RESULTS: Slit lamp examination of the proband revealed polychromatic deposits diffusely distributed at the pre-Descemet level in both corneas and anterior subcapsular in the crystalline lens of both eyes. The proband\'s father also demonstrated diffuse pre-Descemetic polychromatic deposits in both eyes but no lenticular deposits. Screening of PRDX3 in the proband demonstrated the c.568G>C (p.Asp190His) variant previously associated with PPPCD and failed to identify any variants in PDZD8.
CONCLUSIONS: We report the initial confirmation of PRDX3 as the genetic basis of PPPCD in a previously unreported pedigree and expand the phenotype of PPPCD to include polychromatic lenticular deposits.

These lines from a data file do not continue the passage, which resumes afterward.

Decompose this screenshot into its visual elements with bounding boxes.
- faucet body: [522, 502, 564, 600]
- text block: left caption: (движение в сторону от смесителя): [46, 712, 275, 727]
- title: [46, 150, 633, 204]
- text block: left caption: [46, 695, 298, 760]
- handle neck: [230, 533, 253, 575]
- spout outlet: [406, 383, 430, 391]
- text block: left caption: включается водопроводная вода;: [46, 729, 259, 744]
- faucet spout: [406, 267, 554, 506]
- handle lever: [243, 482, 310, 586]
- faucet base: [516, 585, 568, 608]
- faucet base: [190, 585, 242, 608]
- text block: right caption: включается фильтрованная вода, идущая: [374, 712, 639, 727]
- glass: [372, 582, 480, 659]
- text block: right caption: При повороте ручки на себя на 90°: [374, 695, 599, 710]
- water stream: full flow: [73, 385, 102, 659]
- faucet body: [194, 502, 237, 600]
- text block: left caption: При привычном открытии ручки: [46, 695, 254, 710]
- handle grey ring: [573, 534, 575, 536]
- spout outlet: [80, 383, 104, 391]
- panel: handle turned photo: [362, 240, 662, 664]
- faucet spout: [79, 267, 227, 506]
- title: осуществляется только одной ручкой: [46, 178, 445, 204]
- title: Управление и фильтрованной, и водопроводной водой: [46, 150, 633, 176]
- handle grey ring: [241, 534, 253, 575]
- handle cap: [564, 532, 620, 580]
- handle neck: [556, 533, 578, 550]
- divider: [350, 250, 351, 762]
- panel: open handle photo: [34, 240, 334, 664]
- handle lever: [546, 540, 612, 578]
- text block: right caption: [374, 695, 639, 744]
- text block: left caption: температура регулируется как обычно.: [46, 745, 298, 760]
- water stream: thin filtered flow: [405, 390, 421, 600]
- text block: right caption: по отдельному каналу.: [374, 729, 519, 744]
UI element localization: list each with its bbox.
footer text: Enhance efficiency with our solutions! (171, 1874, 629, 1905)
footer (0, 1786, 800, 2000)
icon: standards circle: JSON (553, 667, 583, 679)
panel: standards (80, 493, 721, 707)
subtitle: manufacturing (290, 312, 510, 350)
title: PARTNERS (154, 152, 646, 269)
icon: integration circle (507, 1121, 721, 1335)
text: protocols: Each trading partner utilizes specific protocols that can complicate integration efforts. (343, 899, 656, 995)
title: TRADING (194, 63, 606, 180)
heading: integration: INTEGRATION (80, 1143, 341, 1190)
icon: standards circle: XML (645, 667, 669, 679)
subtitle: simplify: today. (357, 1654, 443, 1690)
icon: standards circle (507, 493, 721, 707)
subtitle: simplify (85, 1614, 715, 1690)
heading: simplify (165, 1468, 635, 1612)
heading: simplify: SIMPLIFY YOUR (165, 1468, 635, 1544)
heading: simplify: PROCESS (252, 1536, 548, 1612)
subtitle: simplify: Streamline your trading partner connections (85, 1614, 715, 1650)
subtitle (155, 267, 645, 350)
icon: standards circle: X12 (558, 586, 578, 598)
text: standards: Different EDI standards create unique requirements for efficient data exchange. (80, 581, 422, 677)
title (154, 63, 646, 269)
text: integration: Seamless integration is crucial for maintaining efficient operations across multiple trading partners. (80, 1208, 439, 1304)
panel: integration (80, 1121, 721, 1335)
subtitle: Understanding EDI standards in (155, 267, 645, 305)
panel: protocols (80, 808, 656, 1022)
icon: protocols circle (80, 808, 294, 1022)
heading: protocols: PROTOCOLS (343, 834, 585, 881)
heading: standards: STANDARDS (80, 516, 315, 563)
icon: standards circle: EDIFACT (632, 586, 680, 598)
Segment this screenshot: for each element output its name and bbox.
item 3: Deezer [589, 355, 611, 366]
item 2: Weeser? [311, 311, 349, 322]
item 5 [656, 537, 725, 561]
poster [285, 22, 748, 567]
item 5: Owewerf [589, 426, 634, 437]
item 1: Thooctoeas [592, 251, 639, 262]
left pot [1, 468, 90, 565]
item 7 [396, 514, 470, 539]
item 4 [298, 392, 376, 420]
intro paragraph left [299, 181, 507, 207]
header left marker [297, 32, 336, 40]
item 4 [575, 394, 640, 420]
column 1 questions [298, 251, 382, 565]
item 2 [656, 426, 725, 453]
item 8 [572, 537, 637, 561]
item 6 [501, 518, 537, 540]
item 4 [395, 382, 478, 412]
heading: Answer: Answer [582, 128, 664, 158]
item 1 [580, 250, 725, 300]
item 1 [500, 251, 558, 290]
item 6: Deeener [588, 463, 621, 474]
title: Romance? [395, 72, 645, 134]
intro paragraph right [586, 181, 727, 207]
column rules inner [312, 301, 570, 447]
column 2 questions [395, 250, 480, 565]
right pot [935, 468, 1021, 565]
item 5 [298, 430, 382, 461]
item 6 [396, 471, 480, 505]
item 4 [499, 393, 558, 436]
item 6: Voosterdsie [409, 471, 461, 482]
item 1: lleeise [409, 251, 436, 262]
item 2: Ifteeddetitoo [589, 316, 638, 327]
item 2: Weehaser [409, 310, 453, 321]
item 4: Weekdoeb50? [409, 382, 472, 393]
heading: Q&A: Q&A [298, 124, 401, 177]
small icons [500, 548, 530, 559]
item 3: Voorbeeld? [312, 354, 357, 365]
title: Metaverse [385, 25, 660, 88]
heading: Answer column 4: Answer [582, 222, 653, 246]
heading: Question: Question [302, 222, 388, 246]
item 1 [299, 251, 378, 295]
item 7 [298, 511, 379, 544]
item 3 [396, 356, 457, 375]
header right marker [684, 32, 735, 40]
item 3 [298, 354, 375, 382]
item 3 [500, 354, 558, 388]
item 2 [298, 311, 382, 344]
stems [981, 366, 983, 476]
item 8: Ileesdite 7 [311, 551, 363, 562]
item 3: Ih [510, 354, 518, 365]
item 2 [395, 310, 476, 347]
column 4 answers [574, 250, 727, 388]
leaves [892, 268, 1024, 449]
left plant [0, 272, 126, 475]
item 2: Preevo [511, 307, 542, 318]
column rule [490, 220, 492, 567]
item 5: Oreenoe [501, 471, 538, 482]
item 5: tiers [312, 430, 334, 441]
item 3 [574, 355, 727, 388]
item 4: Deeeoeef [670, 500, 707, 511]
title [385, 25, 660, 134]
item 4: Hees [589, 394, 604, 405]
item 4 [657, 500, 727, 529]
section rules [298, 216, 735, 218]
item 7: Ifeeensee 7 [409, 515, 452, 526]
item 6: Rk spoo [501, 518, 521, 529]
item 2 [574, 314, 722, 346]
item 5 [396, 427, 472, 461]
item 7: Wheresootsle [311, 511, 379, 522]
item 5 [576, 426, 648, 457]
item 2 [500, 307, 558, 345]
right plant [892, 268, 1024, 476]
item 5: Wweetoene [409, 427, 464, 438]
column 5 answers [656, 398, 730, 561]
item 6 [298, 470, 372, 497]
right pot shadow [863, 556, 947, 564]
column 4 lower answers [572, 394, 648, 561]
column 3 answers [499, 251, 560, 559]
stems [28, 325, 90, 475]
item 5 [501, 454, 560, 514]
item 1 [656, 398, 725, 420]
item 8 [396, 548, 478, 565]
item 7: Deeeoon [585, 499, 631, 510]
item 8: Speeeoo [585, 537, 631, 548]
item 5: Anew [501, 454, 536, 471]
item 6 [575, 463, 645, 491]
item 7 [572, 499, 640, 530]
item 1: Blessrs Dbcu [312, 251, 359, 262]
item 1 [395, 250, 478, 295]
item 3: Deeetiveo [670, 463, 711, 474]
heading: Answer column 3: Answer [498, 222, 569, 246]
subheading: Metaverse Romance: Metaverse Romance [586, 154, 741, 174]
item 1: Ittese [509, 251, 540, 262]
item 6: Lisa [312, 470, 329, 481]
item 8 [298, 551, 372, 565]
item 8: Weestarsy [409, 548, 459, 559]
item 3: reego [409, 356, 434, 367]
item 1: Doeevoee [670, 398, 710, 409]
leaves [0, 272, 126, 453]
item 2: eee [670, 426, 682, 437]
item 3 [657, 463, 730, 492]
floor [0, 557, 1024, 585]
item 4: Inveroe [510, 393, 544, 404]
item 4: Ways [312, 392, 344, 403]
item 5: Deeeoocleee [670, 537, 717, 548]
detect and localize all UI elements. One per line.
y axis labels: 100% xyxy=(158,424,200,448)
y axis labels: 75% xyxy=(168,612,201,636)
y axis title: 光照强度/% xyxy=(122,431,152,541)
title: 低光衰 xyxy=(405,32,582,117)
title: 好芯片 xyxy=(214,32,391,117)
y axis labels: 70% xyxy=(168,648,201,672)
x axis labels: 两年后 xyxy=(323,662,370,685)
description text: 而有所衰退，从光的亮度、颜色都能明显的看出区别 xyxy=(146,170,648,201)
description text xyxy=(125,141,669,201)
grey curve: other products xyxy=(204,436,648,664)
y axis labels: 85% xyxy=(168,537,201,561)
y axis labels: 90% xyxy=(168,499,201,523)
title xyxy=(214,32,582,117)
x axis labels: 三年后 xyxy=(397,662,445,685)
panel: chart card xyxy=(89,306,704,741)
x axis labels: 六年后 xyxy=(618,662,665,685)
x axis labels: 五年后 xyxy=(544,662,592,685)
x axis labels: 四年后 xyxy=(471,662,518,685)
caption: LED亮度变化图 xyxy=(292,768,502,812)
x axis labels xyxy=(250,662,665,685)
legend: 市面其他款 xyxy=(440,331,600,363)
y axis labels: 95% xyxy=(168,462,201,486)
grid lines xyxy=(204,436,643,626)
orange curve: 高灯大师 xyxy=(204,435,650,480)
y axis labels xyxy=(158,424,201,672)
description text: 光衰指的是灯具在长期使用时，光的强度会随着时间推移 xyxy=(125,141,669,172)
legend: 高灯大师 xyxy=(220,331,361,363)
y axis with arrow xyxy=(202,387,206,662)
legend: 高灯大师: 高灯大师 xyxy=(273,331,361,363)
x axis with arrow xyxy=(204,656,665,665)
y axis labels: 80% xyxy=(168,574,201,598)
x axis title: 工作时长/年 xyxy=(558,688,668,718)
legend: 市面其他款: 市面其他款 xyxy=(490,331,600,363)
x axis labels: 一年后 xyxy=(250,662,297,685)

方法:先证者及其患病父亲的眼科检查用裂隙灯生物显微镜进行。从先证者中收集唾液作为DNA来源,之后进行PRDX3和PDZD8的筛选。
结果:先证者的裂隙灯检查显示,在双眼晶状体的角膜和前囊下,多色沉积物均扩散分布在Descemet前水平。先证者的父亲还在两只眼睛中显示出弥漫性的脱粘前多色沉积物,但没有透镜状沉积物。先证者中PRDX3的筛选证明了c.568G>C(p。Asp190His)的变体先前与PPPCD相关,并且未能在PDZD8中鉴定出任何变体。
结论:我们报告了PRDX3作为PPPCD的遗传基础的初步确认,在以前未报告的谱系中,并扩大了PPPCD的表型,包括多色透镜状沉积物。